Por supuesto que algo pasaba: vivía en el páramo de la depresión.
En aquella primera sesión, me deshice en llanto a los quince minutos de iniciada. No sabía si correspondía o no, si estaba permitido o no, o cuál era el protocolo psi-: yo me largué a llorar porque había encontrado la punta de la madeja que, como una Ariadna descuidada, había enrollado a mi alrededor, al punto de que estaba cada vez más cerca de la asfixia. Pasaron muchas sesiones y el panorama era siempre igual: yo hablaba y mi psicoanalista asentía, me alcanzaba una carilina, decía una frase escueta y nada más. Esto me enojaba a más no poder, pues yo quería respuestas, soluciones (!), pero luego entendí que era parte del proceso. Debieron pasar muchas de esas sesiones en las que seguramente aburrí hasta la naúsea a M. para que un día me dijera: "bueno, ahora ya podemos pasar al diván". Eso significaba que habíamos encontrado los problemas principales y podríamos abocarnos a ellos. Chan.
En el diván pasé entonces casi siete años, en los que pasó de todo: este blog así lo atestigua. Conseguí un trabajo estable, me vine a vivir sola, escribí mi novela, falleció mi papá. En este punto, el más doloroso, dejé de escribir en este blog (y casi en todos los otros). ¿Qué nos dice eso acerca de los deseos no satisfechos y de autoboicotearnos y hacer todo lo posible por no seguir nuestra vocación? podría preguntarme con aires freudianos-lacanianos, pero no lo haré. Fue precisamente porque me cansé de desmenuzar y analizar todas-las-posibles-significaciones-de-todos-los-sucesos (incluso los más anodinos de la existencia) por lo que dejé terapia. Y hubo algo más: cuando el cuerpo se puso en movimiento (ver aquí), la mente mágicamente se aclaró como nunca antes se había aclarado y de pronto pasar cuarenta y cinco minutos recostada en un diván lamentándome porque el protagonista masculino de mi novela autobiográfica no me ama como yo quiero que me ame, por enésima vez, me pareció completamente inútil e inviable. Ya está, me dije. Ya sabemos que eso es así y que aquello otro que también te preocupa tanto es asá y que lo de más allá tampoco va a cambiar, que no te vas a recibir porque lo único que te interesa (¡y no lo hacés!) es escribir, que no querés enseñar en una escuela y por eso das taller, que tales y cuales cosas son así porque vos así lo decidiste y entonces... ¿para qué gastar plata y tiempo en esto? No da.

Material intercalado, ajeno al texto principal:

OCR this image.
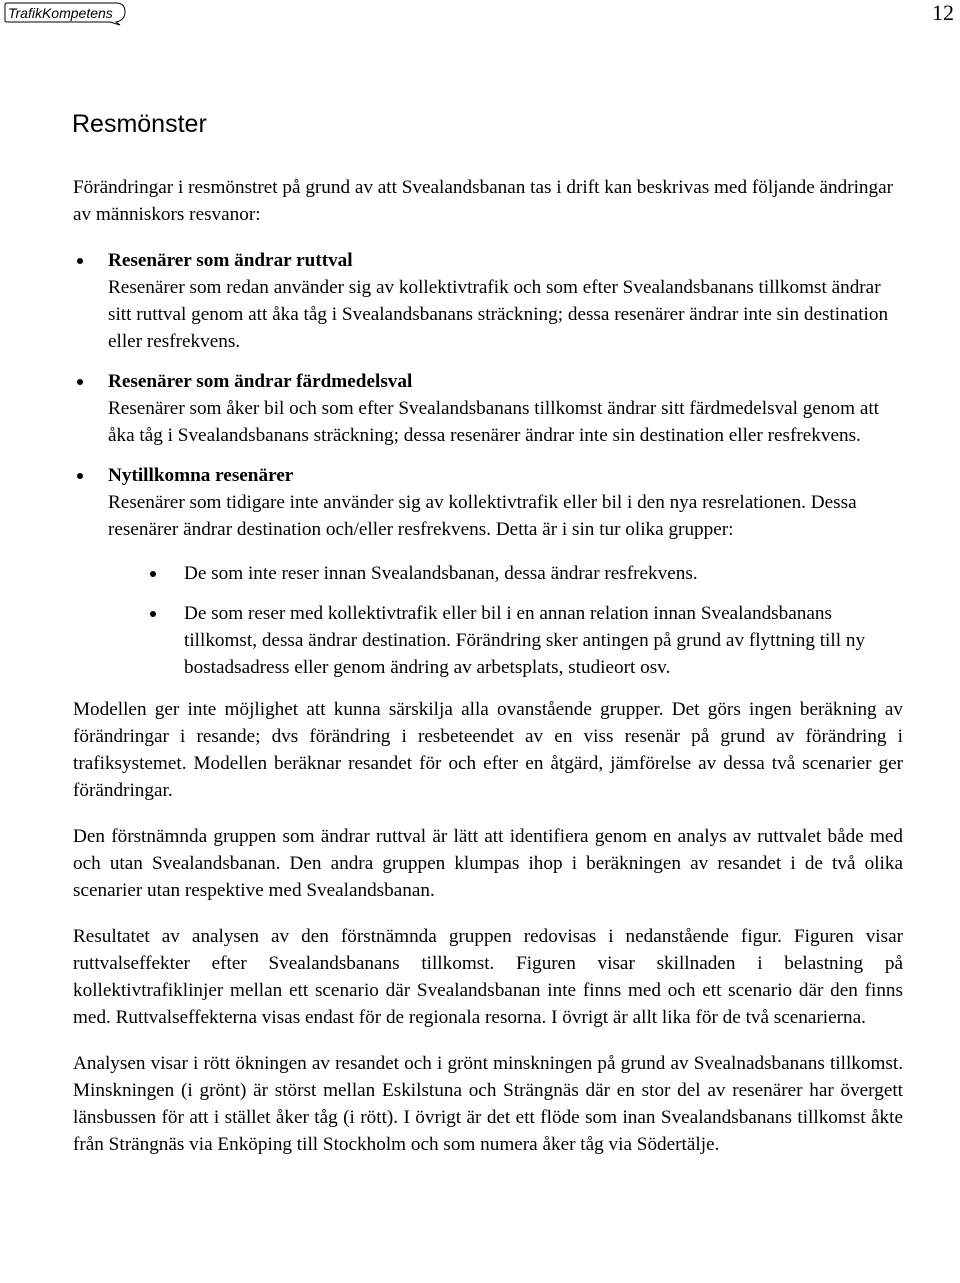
TrafikKompetens	12
Resmönster

Förändringar i resmönstret på grund av att Svealandsbanan tas i drift kan beskrivas med följande ändringar av människors resvanor:

Resenärer som ändrar ruttval
Resenärer som redan använder sig av kollektivtrafik och som efter Svealandsbanans tillkomst ändrar sitt ruttval genom att åka tåg i Svealandsbanans sträckning; dessa resenärer ändrar inte sin destination eller resfrekvens.
Resenärer som ändrar färdmedelsval
Resenärer som åker bil och som efter Svealandsbanans tillkomst ändrar sitt färdmedelsval genom att åka tåg i Svealandsbanans sträckning; dessa resenärer ändrar inte sin destination eller resfrekvens.
Nytillkomna resenärer
Resenärer som tidigare inte använder sig av kollektivtrafik eller bil i den nya resrelationen. Dessa resenärer ändrar destination och/eller resfrekvens. Detta är i sin tur olika grupper:
De som inte reser innan Svealandsbanan, dessa ändrar resfrekvens.
De som reser med kollektivtrafik eller bil i en annan relation innan Svealandsbanans tillkomst, dessa ändrar destination. Förändring sker antingen på grund av flyttning till ny bostadsadress eller genom ändring av arbetsplats, studieort osv.

Modellen ger inte möjlighet att kunna särskilja alla ovanstående grupper. Det görs ingen beräkning av förändringar i resande; dvs förändring i resbeteendet av en viss resenär på grund av förändring i trafiksystemet. Modellen beräknar resandet för och efter en åtgärd, jämförelse av dessa två scenarier ger förändringar.

Den förstnämnda gruppen som ändrar ruttval är lätt att identifiera genom en analys av ruttvalet både med och utan Svealandsbanan. Den andra gruppen klumpas ihop i beräkningen av resandet i de två olika scenarier utan respektive med Svealandsbanan.

Resultatet av analysen av den förstnämnda gruppen redovisas i nedanstående figur. Figuren visar ruttvalseffekter efter Svealandsbanans tillkomst. Figuren visar skillnaden i belastning på kollektivtrafiklinjer mellan ett scenario där Svealandsbanan inte finns med och ett scenario där den finns med. Ruttvalseffekterna visas endast för de regionala resorna. I övrigt är allt lika för de två scenarierna.

Analysen visar i rött ökningen av resandet och i grönt minskningen på grund av Svealnadsbanans tillkomst. Minskningen (i grönt) är störst mellan Eskilstuna och Strängnäs där en stor del av resenärer har övergett länsbussen för att i stället åker tåg (i rött). I övrigt är det ett flöde som inan Svealandsbanans tillkomst åkte från Strängnäs via Enköping till Stockholm och som numera åker tåg via Södertälje.
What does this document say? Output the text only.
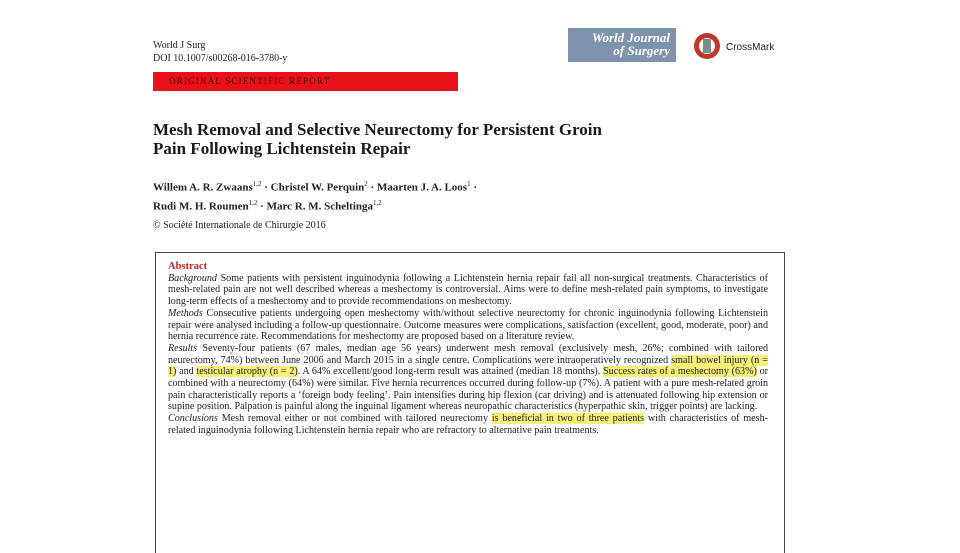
World J Surg
DOI 10.1007/s00268-016-3780-y
World Journal
of Surgery	CrossMark
ORIGINAL SCIENTIFIC REPORT
Mesh Removal and Selective Neurectomy for Persistent Groin
Pain Following Lichtenstein Repair
Willem A. R. Zwaans$^{1,2}$ · Christel W. Perquin$^2$ · Maarten J. A. Loos$^1$ ·
Rudi M. H. Roumen$^{1,2}$ · Marc R. M. Scheltinga$^{1,2}$
© Société Internationale de Chirurgie 2016
Abstract
Background Some patients with persistent inguinodynia following a Lichtenstein hernia repair fail all non-surgical treatments. Characteristics of mesh-related pain are not well described whereas a meshectomy is controversial. Aims were to define mesh-related pain symptoms, to investigate long-term effects of a meshectomy and to provide recommendations on meshectomy.
Methods Consecutive patients undergoing open meshectomy with/without selective neurectomy for chronic inguinodynia following Lichtenstein repair were analysed including a follow-up questionnaire. Outcome measures were complications, satisfaction (excellent, good, moderate, poor) and hernia recurrence rate. Recommendations for meshectomy are proposed based on a literature review.
Results Seventy-four patients (67 males, median age 56 years) underwent mesh removal (exclusively mesh, 26%; combined with tailored neurectomy, 74%) between June 2006 and March 2015 in a single centre. Complications were intraoperatively recognized small bowel injury (n = 1) and testicular atrophy (n = 2). A 64% excellent/good long-term result was attained (median 18 months). Success rates of a meshectomy (63%) or combined with a neurectomy (64%) were similar. Five hernia recurrences occurred during follow-up (7%). A patient with a pure mesh-related groin pain characteristically reports a ‘foreign body feeling’. Pain intensifies during hip flexion (car driving) and is attenuated following hip extension or supine position. Palpation is painful along the inguinal ligament whereas neuropathic characteristics (hyperpathic skin, trigger points) are lacking.
Conclusions Mesh removal either or not combined with tailored neurectomy is beneficial in two of three patients with characteristics of mesh-related inguinodynia following Lichtenstein hernia repair who are refractory to alternative pain treatments.
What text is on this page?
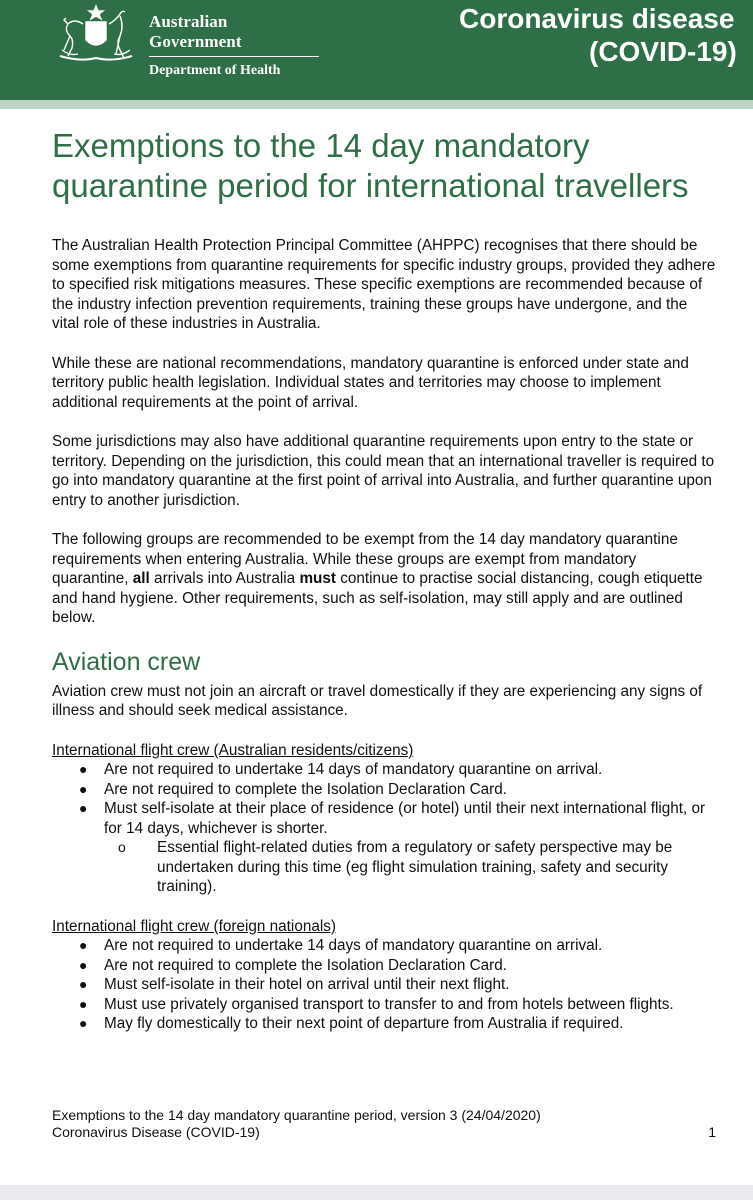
Australian Government
Department of Health
Coronavirus disease
(COVID-19)
Exemptions to the 14 day mandatory quarantine period for international travellers

The Australian Health Protection Principal Committee (AHPPC) recognises that there should be some exemptions from quarantine requirements for specific industry groups, provided they adhere to specified risk mitigations measures. These specific exemptions are recommended because of the industry infection prevention requirements, training these groups have undergone, and the vital role of these industries in Australia.

While these are national recommendations, mandatory quarantine is enforced under state and territory public health legislation. Individual states and territories may choose to implement additional requirements at the point of arrival.

Some jurisdictions may also have additional quarantine requirements upon entry to the state or territory. Depending on the jurisdiction, this could mean that an international traveller is required to go into mandatory quarantine at the first point of arrival into Australia, and further quarantine upon entry to another jurisdiction.

The following groups are recommended to be exempt from the 14 day mandatory quarantine requirements when entering Australia. While these groups are exempt from mandatory quarantine, all arrivals into Australia must continue to practise social distancing, cough etiquette and hand hygiene. Other requirements, such as self-isolation, may still apply and are outlined below.

Aviation crew

Aviation crew must not join an aircraft or travel domestically if they are experiencing any signs of illness and should seek medical assistance.

International flight crew (Australian residents/citizens)
● Are not required to undertake 14 days of mandatory quarantine on arrival.
● Are not required to complete the Isolation Declaration Card.
● Must self-isolate at their place of residence (or hotel) until their next international flight, or for 14 days, whichever is shorter.
o Essential flight-related duties from a regulatory or safety perspective may be undertaken during this time (eg flight simulation training, safety and security training).
International flight crew (foreign nationals)
● Are not required to undertake 14 days of mandatory quarantine on arrival.
● Are not required to complete the Isolation Declaration Card.
● Must self-isolate in their hotel on arrival until their next flight.
● Must use privately organised transport to transfer to and from hotels between flights.
● May fly domestically to their next point of departure from Australia if required.
Exemptions to the 14 day mandatory quarantine period, version 3 (24/04/2020)
Coronavirus Disease (COVID-19)	1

Y no, no daba. La prueba está en que no pienso ni tengo ganas de volver. La prueba está en que luego de ofuscarme como un personaje de tragedia griega, decidí hacer algo y empecé por retomar este blog, que tantas alegrías me brindó siempre (y me las sigue brindando, a juzgar por los comentarios recibidos esta semana). La prueba está en que sigo entrenando y no pienso parar, porque así la cabeza también sigue clara, más allá de los inevitables nubarrones que cada tanto aparecen. La prueba está en que ante las crisis puedo reaccionar rápidamente y maniobrar sin lastimarme ni lastimar a nadie. La prueba está en que vuelvo al que siempre fue mi lugar en el mundo: la poesía.